Subsea cables lay the foundation for the global internet connecting continents, and as we build more than 150,000 kilometers of them with our partners, we’re also working on new technologies that will enable floating, solar-powered buoys in the middle of the ocean to help these cables carry much greater volumes of data.
While subsea cables are part of the foundation of the global internet, once a subsea cable reaches shore, the next step is to deliver bandwidth to communities. On land, we have developed Bombyx, a robot that has the potential to dramatically reduce the cost of rolling out fiber-optic cables to communities by moving autonomously along power lines and wrapping them with cable. And for dense urban areas and environments that hinder fiber rollout, we’ve built Terragraph, a wireless technology that beams gigabit-speed internet through the air to connect homes and businesses.

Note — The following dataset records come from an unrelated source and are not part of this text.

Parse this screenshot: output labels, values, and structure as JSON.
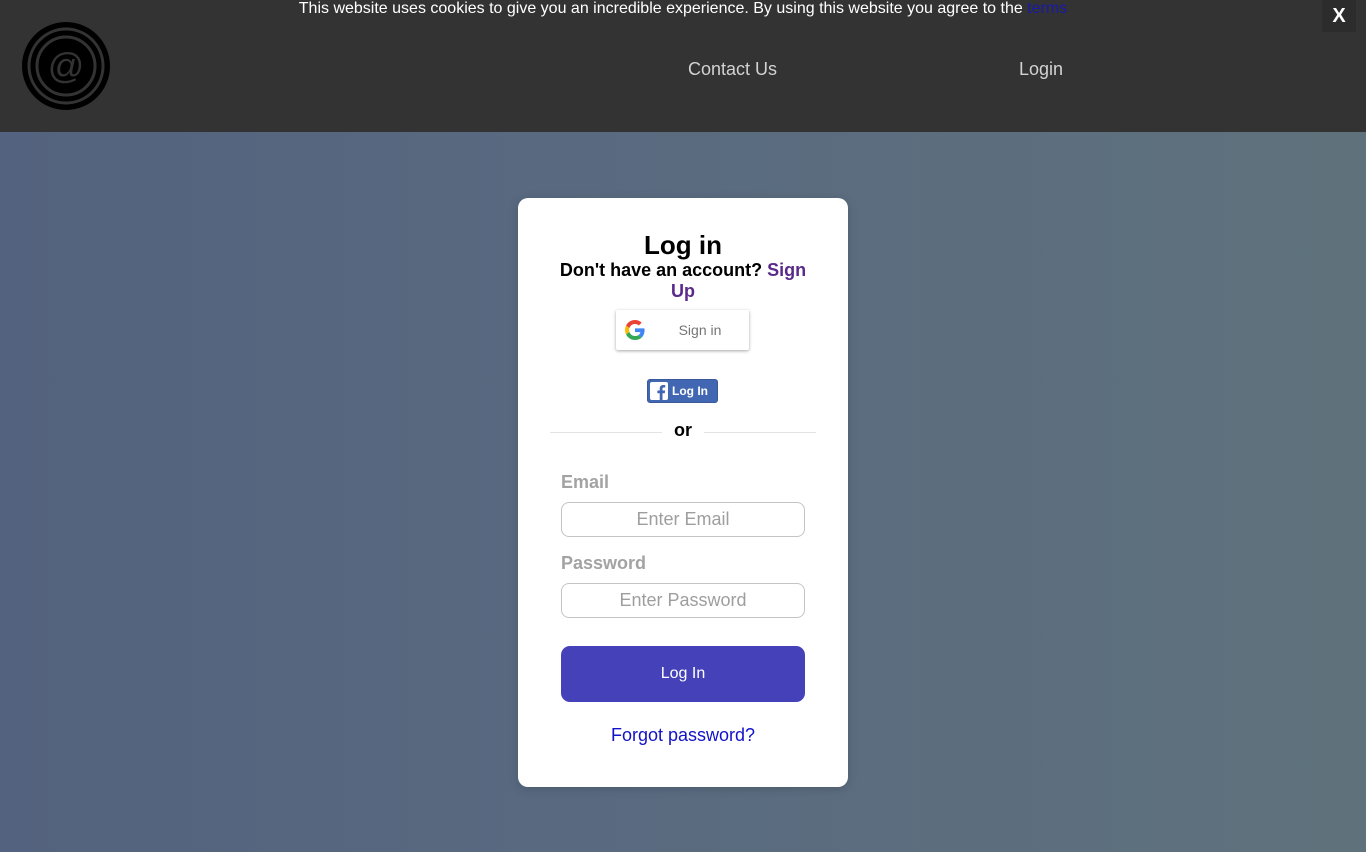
{
  "cookie_banner": {
    "text": "This website uses cookies to give you an incredible experience. By using this website you agree to the",
    "link_text": "terms",
    "close_label": "X"
  },
  "nav": {
    "logo_icon": "at-sign-target-icon",
    "contact_label": "Contact Us",
    "login_label": "Login"
  },
  "login_card": {
    "title": "Log in",
    "no_account_text": "Don't have an account?",
    "sign_up_label": "Sign Up",
    "google_label": "Sign in",
    "facebook_label": "Log In",
    "divider_text": "or",
    "email_label": "Email",
    "email_placeholder": "Enter Email",
    "email_value": "",
    "password_label": "Password",
    "password_placeholder": "Enter Password",
    "password_value": "",
    "submit_label": "Log In",
    "forgot_label": "Forgot password?"
  },
  "colors": {
    "topbar": "#333333",
    "primary_button": "#4541b9",
    "sign_up_link": "#5a2a8a",
    "forgot_link": "#1212c8",
    "facebook": "#4267b2"
  }
}
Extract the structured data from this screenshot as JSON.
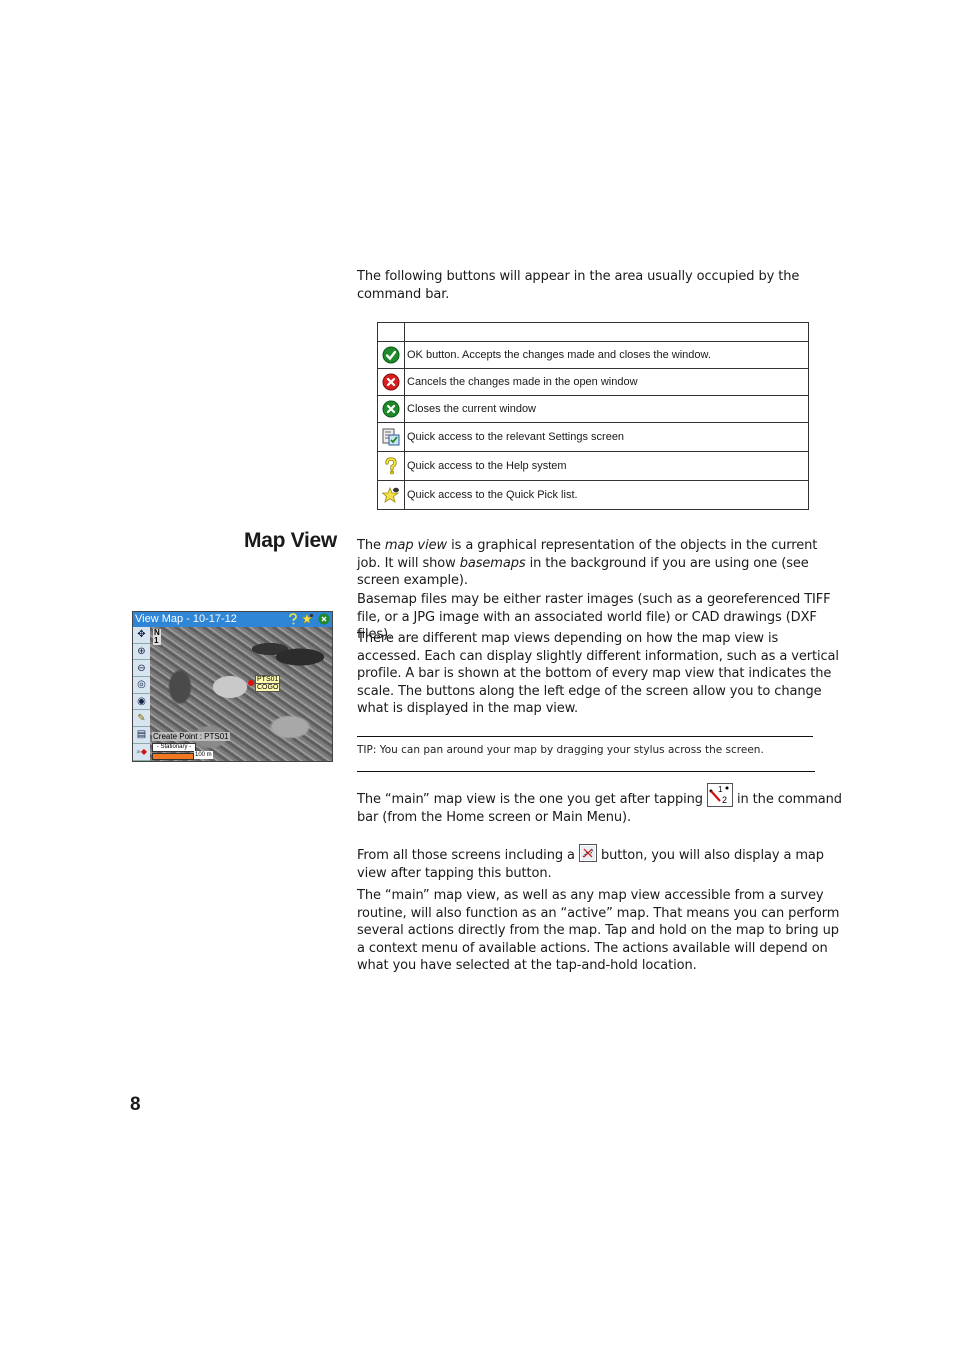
{
  "intro": "The following buttons will appear in the area usually occupied by the command bar.",
  "button_table": {
    "header": [
      "",
      ""
    ],
    "rows": [
      {
        "icon": "ok-check-icon",
        "description": "OK button. Accepts the changes made and closes the window."
      },
      {
        "icon": "cancel-x-icon",
        "description": "Cancels the changes made in the open window"
      },
      {
        "icon": "close-x-icon",
        "description": "Closes the current window"
      },
      {
        "icon": "settings-icon",
        "description": "Quick access to the relevant Settings screen"
      },
      {
        "icon": "help-question-icon",
        "description": "Quick access to the Help system"
      },
      {
        "icon": "quick-pick-star-icon",
        "description": "Quick access to the Quick Pick list."
      }
    ]
  },
  "section": {
    "heading": "Map View",
    "p1_a": "The ",
    "p1_em1": "map view",
    "p1_b": " is a graphical representation of the objects in the current job. It will show ",
    "p1_em2": "basemaps",
    "p1_c": " in the background if you are using one (see screen example).",
    "p2": "Basemap files may be either raster images (such as a georeferenced TIFF file, or a JPG image with an associated world file) or CAD drawings (DXF files).",
    "p3": "There are different map views depending on how the map view is accessed. Each can display slightly different information, such as a vertical profile. A bar is shown at the bottom of every map view that indicates the scale. The buttons along the left edge of the screen allow you to change what is displayed in the map view.",
    "tip": "TIP: You can pan around your map by dragging your stylus across the screen.",
    "p4_a": "The “main” map view is the one you get after tapping ",
    "p4_b": " in the command bar (from the Home screen or Main Menu).",
    "p5_a": "From all those screens including a ",
    "p5_b": " button, you will also display a map view after tapping this button.",
    "p6": "The “main” map view, as well as any map view accessible from a survey routine, will also function as an “active” map. That means you can perform several actions directly from the map. Tap and hold on the map to bring up a context menu of available actions. The actions available will depend on what you have selected at the tap-and-hold location."
  },
  "device_screen": {
    "title": "View Map - 10-17-12",
    "north_label": "N",
    "north_num": "1",
    "point_label": "PTS01",
    "point_code": "COGO",
    "create_point": "Create Point : PTS01",
    "mode": "- Stationary -",
    "scale": "100 m",
    "tools": [
      "pan-icon",
      "zoom-in-icon",
      "zoom-out-icon",
      "zoom-window-icon",
      "zoom-extents-icon",
      "edit-icon",
      "layers-icon",
      "more-icon"
    ]
  },
  "page_number": "8"
}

“Through our connectivity efforts, we’ve helped accelerate more than 300 million people’s access to a faster internet, and we look forward to enabling affordable high-quality connectivity for the next billion,” says Dan Rabinovitsj, VP of Facebook Connectivity.
Today, we’re sharing the latest on these innovative connectivity technologies being developed inside our labs.
Subsea cables: Building infrastructure through innovation
When we use our phones, computers, or VR headsets to connect to someone we care about or to find information we need, we often forget about the technology that makes it all possible. Fiber-optic cables are one of the best ways for delivering affordable high-speed internet because they carry more than a thousand times the bandwidth of other communications technologies. While fiber has huge potential for improving connectivity, more than 70 percent of the world still lives over 10 kilometers away from fiber as of 2019. This is partly due to some very difficult challenges that most people aren’t aware of but would have a huge impact if solved. These challenges include rough terrain, such as mountains and deserts; high costs for operators to build fiber in rural, sparsely populated areas; and lack of affordable materials that can stand up to rough weather conditions, ranging from high winds to desert heat.
For this reason, we continue to invest in improving subsea fiber-optic cables and expanding their reach so we can better connect more people. For example, until recently, transoceanic subsea cables were composed of just two to eight fiber pairs. We have partnered with various industry players to push those boundaries, and today we are thrilled to announce the first-ever transatlantic, 24-fiber-pair subsea cable system that will connect Europe and the United States with a capacity of half a petabit per second — that’s half a million gigabits! To put that in perspective, that’s 200 times the capacity of the transatlantic cables built in the early 2000s.